Les rêves tiennent un part importante dans le récit. D’après les jumeaux, qui sont en contact métapsychique avec d’autres enfants semblables à eux dans le monde, Rivers aurait un rôle particulier à jouer, celui de retrouver «l’Homme du rêve ». Ce dernier, au rôle bénéfique, est seul apte à contrer le mal que la terre fait peser sur l’espèce humaine, notamment en la personne de Mama Pitié, une gargantuesque et monstrueuse prêtresse noire de Saint-Louis, Missouri. Mama Pitié se veut l’incarnation de la « Mère Terre » et de sa volonté de se débarrasser des êtres humains. Sa tâche sera donc de mettre les mains sur Josh et Eva qu’elle considère comme les catalyseurs d’une nouvelle nature en train de naître, et bienfaisante, celle-ci, pour les hommes (du moins les survivants).

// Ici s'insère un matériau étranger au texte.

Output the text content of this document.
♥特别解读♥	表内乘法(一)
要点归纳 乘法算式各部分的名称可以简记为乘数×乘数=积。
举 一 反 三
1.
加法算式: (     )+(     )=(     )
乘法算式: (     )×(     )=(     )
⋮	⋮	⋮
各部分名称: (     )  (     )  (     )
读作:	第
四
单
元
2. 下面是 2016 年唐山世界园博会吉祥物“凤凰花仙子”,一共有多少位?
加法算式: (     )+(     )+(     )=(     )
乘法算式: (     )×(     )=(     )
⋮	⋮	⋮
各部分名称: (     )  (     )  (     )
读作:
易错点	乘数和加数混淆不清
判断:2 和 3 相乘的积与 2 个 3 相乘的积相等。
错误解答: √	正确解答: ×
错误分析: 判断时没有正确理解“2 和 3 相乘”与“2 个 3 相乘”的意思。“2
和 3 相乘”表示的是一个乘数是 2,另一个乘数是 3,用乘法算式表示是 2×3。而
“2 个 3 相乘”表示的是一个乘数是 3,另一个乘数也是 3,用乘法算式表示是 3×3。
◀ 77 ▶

Tandis que des présages se manifestent un peu partout dans le monde, de plus en plus nombreux et signant des catastrophes inattendues, tels que des tremblements de terre à Londres où des geysers d’eau bouillante au centre de diverses cités, Rivers, guidé par un présage s’envole en direction de l’Ecosse en compagnie de Diane et Josh, à la recherche de l’Homme du rêve. Parallèlement, Mama Pitié prend l’avion pour Hazelrod avec son âme damnée Nelson Shadebak, pour mettre la main sur Eva. Rivers y fera la connaissance d’un ermite aveugle au fond de la campagne écossaise qui lui enjoint de retourner immédiatement auprès d’Eva et d’écarter la terrible menace qui plane sur les jumeaux, car eux seuls seront capables de réduire la «colère» de la terre. A son retour à la propriété, Rivers se rendit compte que Mama Pitié avait déjà commencé son œuvre de mort. Bibby morte, la prêtresse noire s’apprêtait à dévorer Eva, comme l’ogre de la fable. Un combat titanesque se déroulera entre Rivers et la diabolique Mama jusqu’à ce qu’un coup de fusil de chasse de Diane mette fin à l’affrontement :
« D’un geste lourd mais rapide, Rivers s’élança et sauta. Son bras valide enserra la taille d’Eva, et son poids fit le reste comme il retombait sur le sol.(…) Rivers poussa un cri car son bras cassé avait heurté le lit, mais il reçut le poids d’Eva sur sa poitrine, ce qui amortit la chute de l’enfant.(…) et, les yeux à demi-fermés sous l’effet de la douleur, il regarda la géante ensanglantée qui se tourna vers eux. »
Alors la terre, délivrée de l’entité malfaisante qui était censée la représenter, put enfin s’apaiser, entrée par les présages bénéfiques d’Eva et de Josh, à Hazelrod, comme partout dans le monde.
Un récit peu crédible qui présente un salmigondis de descriptions catastrophistes liées à la sauce métaphysique : L’hypothèse Gaïa a bon dos ! Quant à l’intrigue,elle « flotte» entre la lutte Rivers/Mama Pitié et les annotations à caractère spiritualiste. Un roman raté qui nous fait regretter la série des « Rats ».